Quite often some curious episode of the world's history would flash upon him—something amusing, or coarse, or tragic, and he would bring the game to a standstill and recount it with wonderful accuracy as to date and circumstance. He had a natural passion for historic events and a gift for mentally fixing them, but his memory in other ways was seldom reliable. He was likely to forget the names even of those he knew best and saw oftenest, and the small details of life seldom registered at all.

He had his breakfast served in his room, and once, on a slip of paper, he wrote, for his own reminder:

The accuracy of your forgetfulness is absolute—it seems never to fail. I prepare to pour my coffee so it can cool while I shave—and I always forget to pour it.

Yet, very curiously, he would sometimes single out a minute detail, something every one else had overlooked, and days or even weeks afterward would recall it vividly, and not always at an opportune moment. Perhaps this also was a part of his old pilot-training. Once Clara Clemens remarked:

"It always amazes me the things that father does and does not remember.

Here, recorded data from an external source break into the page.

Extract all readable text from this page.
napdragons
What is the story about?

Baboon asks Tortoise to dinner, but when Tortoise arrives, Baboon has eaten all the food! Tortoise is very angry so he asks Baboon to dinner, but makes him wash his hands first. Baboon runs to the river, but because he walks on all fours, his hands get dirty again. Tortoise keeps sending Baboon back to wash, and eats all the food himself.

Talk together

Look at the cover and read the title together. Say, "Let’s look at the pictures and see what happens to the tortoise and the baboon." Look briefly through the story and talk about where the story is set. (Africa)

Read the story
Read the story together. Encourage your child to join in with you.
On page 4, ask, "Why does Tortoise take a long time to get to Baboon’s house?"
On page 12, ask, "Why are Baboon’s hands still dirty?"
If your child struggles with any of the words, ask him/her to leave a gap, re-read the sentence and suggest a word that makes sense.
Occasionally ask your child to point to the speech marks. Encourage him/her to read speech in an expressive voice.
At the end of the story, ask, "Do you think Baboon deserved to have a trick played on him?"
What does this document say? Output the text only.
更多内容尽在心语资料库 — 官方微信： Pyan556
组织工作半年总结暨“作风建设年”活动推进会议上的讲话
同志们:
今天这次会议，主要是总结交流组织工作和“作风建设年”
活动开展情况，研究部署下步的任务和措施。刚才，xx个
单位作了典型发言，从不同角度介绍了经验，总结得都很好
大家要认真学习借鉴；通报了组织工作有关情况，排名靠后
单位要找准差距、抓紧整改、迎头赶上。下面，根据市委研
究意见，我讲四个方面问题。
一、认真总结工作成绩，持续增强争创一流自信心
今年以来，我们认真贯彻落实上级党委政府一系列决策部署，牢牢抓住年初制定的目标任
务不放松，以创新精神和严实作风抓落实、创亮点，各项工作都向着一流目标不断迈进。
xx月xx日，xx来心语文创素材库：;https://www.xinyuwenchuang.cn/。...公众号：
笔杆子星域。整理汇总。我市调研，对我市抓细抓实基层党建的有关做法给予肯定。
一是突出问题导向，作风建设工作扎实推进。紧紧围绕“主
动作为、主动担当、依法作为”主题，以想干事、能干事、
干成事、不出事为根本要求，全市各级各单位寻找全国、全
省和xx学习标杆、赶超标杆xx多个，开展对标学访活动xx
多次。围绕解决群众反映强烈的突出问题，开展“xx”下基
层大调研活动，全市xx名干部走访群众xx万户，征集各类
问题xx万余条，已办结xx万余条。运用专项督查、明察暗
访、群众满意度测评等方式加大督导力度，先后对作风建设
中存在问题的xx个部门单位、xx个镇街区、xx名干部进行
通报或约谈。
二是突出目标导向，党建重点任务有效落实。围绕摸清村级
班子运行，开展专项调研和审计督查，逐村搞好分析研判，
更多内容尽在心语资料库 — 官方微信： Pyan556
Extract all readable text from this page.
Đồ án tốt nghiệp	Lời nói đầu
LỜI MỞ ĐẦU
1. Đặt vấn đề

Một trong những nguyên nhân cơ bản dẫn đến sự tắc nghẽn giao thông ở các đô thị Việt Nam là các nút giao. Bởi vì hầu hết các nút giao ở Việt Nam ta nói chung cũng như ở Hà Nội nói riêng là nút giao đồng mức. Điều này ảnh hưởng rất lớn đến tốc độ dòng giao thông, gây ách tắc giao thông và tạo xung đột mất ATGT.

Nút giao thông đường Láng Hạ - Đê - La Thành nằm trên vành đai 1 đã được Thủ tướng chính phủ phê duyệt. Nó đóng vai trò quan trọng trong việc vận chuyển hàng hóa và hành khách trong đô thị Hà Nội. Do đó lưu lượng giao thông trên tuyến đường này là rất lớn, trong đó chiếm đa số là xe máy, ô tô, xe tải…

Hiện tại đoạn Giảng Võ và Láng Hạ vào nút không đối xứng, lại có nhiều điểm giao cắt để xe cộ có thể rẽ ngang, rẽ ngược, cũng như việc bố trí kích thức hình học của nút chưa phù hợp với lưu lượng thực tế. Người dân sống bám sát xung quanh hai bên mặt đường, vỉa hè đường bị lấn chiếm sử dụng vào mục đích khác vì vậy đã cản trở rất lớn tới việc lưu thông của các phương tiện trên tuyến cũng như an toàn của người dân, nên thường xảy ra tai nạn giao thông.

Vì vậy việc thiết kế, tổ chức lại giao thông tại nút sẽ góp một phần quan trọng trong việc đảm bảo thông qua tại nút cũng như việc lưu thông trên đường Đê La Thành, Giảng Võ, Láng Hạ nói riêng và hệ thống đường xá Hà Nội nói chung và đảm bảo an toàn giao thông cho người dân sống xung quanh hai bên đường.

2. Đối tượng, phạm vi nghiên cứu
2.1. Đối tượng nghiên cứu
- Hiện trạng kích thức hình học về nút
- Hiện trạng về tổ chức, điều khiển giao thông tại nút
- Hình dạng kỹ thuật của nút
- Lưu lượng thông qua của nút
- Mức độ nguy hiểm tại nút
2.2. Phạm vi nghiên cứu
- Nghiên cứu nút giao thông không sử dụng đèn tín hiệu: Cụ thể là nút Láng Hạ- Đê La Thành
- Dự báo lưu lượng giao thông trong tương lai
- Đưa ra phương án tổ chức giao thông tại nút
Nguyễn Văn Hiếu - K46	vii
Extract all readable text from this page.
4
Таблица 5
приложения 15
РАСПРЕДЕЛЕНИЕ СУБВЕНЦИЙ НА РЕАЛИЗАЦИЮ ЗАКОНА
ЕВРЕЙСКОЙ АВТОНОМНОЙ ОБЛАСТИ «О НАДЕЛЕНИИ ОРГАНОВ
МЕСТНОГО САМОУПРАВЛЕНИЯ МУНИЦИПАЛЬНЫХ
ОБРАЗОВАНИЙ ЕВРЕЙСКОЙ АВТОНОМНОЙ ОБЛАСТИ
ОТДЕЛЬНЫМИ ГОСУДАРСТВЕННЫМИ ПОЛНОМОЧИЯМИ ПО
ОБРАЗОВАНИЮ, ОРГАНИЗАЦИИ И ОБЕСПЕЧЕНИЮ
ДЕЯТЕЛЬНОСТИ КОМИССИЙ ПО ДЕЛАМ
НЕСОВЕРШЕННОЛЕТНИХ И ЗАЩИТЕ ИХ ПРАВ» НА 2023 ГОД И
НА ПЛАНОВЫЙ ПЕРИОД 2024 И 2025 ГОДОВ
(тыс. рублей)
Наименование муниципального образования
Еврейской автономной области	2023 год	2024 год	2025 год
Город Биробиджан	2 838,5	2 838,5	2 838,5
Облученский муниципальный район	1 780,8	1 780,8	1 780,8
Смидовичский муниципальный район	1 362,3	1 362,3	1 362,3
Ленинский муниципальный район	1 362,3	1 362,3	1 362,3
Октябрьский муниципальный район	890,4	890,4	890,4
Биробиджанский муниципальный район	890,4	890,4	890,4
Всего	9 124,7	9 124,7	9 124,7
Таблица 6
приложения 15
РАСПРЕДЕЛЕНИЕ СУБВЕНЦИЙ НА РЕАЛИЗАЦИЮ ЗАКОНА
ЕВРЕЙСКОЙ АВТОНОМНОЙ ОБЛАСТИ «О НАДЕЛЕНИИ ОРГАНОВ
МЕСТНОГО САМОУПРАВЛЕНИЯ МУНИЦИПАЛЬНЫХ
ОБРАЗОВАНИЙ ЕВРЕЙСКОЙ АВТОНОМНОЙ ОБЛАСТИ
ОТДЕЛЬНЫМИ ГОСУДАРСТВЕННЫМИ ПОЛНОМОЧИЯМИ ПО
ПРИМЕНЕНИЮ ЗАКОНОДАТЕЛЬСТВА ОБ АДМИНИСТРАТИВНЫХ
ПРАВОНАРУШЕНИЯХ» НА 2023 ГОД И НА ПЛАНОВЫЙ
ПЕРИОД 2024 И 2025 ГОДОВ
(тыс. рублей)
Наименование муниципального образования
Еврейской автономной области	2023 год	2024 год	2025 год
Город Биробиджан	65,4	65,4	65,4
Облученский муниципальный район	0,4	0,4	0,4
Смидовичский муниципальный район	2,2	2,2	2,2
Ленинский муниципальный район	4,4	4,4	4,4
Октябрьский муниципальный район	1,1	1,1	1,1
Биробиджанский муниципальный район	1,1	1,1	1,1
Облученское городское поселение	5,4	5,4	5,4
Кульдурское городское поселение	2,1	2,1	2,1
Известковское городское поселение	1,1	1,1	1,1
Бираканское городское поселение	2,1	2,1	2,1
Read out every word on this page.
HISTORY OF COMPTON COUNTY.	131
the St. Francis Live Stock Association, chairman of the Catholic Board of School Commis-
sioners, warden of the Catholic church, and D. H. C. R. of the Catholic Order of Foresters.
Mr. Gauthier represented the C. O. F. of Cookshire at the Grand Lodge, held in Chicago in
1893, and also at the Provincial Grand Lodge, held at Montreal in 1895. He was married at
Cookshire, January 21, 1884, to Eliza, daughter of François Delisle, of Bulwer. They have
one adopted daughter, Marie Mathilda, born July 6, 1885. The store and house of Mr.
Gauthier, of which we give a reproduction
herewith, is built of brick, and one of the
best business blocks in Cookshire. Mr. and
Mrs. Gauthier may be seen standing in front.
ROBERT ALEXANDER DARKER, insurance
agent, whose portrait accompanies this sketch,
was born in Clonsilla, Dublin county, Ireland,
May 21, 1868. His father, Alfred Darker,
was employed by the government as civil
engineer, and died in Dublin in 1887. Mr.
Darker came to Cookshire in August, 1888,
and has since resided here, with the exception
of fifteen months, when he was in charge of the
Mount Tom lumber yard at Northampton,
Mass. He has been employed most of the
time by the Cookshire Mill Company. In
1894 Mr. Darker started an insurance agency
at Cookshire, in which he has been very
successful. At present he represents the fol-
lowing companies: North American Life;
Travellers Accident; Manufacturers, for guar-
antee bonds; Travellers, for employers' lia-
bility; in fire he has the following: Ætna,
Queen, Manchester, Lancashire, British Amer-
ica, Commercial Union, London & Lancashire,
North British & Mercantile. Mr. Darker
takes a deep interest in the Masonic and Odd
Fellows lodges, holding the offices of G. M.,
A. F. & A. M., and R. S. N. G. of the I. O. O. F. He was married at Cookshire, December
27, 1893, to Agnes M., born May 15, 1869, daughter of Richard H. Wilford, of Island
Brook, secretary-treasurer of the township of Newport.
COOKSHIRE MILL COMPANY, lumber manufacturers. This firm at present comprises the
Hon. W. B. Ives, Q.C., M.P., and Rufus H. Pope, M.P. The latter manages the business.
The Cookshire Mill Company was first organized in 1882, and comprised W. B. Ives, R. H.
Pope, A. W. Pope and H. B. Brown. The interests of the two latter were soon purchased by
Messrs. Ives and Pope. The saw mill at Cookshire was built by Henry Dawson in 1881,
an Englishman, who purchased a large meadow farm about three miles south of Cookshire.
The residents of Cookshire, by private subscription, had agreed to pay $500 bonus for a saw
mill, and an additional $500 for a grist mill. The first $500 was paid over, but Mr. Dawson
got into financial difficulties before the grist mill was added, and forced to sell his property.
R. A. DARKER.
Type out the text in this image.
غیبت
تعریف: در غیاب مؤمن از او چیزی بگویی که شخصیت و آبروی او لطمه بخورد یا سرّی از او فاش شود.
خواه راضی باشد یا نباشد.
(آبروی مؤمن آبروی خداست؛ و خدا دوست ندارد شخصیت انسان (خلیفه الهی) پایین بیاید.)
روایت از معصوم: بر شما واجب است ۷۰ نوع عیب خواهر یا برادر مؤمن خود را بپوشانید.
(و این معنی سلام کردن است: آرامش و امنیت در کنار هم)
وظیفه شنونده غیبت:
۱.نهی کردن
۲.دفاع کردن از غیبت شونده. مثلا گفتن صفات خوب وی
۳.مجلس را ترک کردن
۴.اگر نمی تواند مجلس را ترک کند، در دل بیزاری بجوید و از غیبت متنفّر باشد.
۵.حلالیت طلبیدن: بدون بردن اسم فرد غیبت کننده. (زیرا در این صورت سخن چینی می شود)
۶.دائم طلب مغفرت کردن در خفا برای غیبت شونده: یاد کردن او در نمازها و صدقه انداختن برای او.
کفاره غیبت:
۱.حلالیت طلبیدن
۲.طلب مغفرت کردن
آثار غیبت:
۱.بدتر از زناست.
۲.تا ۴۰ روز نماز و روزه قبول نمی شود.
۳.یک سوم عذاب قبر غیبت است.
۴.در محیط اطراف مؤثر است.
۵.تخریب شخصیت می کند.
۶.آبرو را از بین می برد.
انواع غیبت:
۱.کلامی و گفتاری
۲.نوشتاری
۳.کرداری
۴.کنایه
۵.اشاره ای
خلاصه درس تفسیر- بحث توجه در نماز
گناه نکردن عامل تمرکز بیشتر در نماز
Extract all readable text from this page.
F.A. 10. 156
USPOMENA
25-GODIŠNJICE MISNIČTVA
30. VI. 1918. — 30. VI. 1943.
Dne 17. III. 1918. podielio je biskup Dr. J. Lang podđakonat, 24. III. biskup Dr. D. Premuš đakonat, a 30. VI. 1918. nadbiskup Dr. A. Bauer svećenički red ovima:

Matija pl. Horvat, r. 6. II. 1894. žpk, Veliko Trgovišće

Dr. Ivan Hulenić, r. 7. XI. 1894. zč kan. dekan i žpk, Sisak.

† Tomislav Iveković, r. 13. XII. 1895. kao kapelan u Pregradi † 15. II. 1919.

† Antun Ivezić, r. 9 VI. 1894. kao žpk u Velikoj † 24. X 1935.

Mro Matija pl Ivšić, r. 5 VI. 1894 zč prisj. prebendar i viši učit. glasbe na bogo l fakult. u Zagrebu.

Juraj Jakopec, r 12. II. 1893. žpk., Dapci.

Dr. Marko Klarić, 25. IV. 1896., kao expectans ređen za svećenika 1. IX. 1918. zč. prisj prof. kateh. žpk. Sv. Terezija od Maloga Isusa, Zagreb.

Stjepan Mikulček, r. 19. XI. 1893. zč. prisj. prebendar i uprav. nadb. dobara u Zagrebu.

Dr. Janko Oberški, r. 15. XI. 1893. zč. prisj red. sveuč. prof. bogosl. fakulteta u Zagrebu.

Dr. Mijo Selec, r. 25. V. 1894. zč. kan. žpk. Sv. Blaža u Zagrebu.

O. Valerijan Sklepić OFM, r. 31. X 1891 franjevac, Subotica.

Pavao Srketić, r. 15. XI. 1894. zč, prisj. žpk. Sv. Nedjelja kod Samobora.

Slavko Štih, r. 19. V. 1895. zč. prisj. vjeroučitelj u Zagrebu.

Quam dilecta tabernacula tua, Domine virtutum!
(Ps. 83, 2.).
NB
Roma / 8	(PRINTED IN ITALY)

Some little trifle that nobody else would notice, and you are hoping that he didn't, will suddenly come back to him just when you least expect it or care for it."

My note-book contains the entry:

February 11, 1907. He said to-day:

"A blindfolded chess-player can remember every play and discuss the
game afterward, while we can't remember from one shot to the next."

I mentioned his old pilot-memory as an example of what he could do
if he wished.

"Yes," he answered, "those are special memories; a pilot will tell you the number of feet in every crossing at any time, but he can't remember what he had for breakfast."